Un amphi bondé et agité au sein de l'hôpital de la Salpêtrière (Paris), des experts venus de France et de Navarre - psychiatres et pédopsychiatres, épidémiologistes, médecins légistes, sociologues, magistrats, etc. -, une méthode empruntée à l'ANAES (Agence nationale d'accréditation et d'évaluation en santé), le soutien de la direction générale de la Santé : voilà le cocktail imaginé par la FFP pour élaborer, après nombre de débats et délibérations, des recommandations sur le délicat sujet de la maltraitance sexuelle.

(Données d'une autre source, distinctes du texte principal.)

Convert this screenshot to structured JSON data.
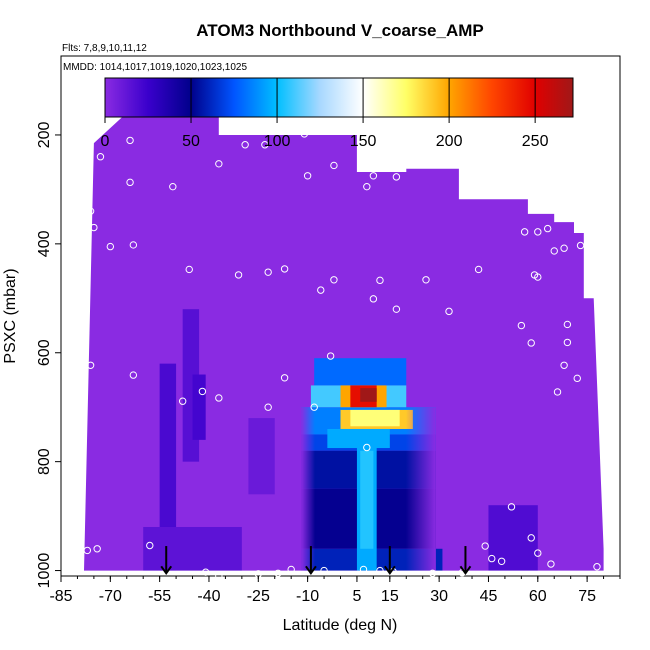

En deux jours, tout y passe, ou presque : comment reconnaître une maltraitance, recueillir des révélations dans des conditions éthiques, établir une prise en charge sur le long terme, organiser la prévention collective sans tomber dans les effets pervers de la surmédiatisation. Et ce, chez l'enfant, l'adolescent, l'adulte, la personne âgée - avec un vide marquant concernant les handicapés en institution, et pour cause : la littérature est quasi muette sur le sujet.
L'Observatoire national de l'enfance en danger (ODAS) enregistre environ 6 000 abus sexuels (déclarés) chez les enfants en 2001, soit un tiers des situations de maltraitance en France. Selon le Service national d'accueil téléphonique pour l'enfance maltraitée (Snatem, correspondant au numéro vert 119), les cas d'inceste représenteraient 57 % des viols sur mineurs et 75 % des agressions sexuelles sur enfant. D'où la complexité extrême de la prise en charge alors même que, selon la sociologue Florence Magnen, il revient normalement au parent de « rester le protecteur naturel de l'enfant ».
Beaucoup de questions, des réponses controversées
De fait, la conférence de consensus semble poser plus de questions qu'elle n'apporte de réponses. Si les experts sont tombés rapidement d'accord sur le problème de « la mise en scène du sexuel au travers des médias », source de nombreuses dérives, ou encore sur la nécessité de référentiels méthodologiques, notamment pour le recueil de la parole de l'enfant, afin d'éviter les traumatismes secondaires, l'homogénéité des points de vue n'était pas de mise sur tous les sujets.
Le Dr Jean-Yves Hayez (Bruxelles) a jeté un pavé dans la mare en évoquant les dysfonctionnements de la justice et leur impact négatif sur les victimes, pour qui - selon lui - le dépôt de plainte ne serait pas toujours justifié en l'état actuel de nos instances judiciaires. Il établit une différence nette entre « la loi qui nous dit de respecter nos vies, nos corps, notre dignité » et « les textes de loi, écrits par des hommes », donc imparfaits et évolutifs.
De quoi faire bondir Michèle Bernard-Requin, magistrate, pour qui la « loi doit être dite, l'agresseur nommé ». D'autres intervenants ont déploré l'absence de prévention auprès des agresseurs, ou encore la maladresse des guides de prévention « pédagogiques » qui nient la culpabilité que peut ressentir l'enfant victime d'abus en croyant le libérer d'un poids. Enfin le Dr Roger Salbreux, pédopsychiatre, a plaidé « pour tous ceux qui ne consultent pas, pour tous les handicapés en institution, victimes d'abus sexuels alors que les personnels ne sont pas formés, et pour qui lorsqu'une affaire éclate, le directeur dit : "Vous avez transformé mon établissement en lupanar" ».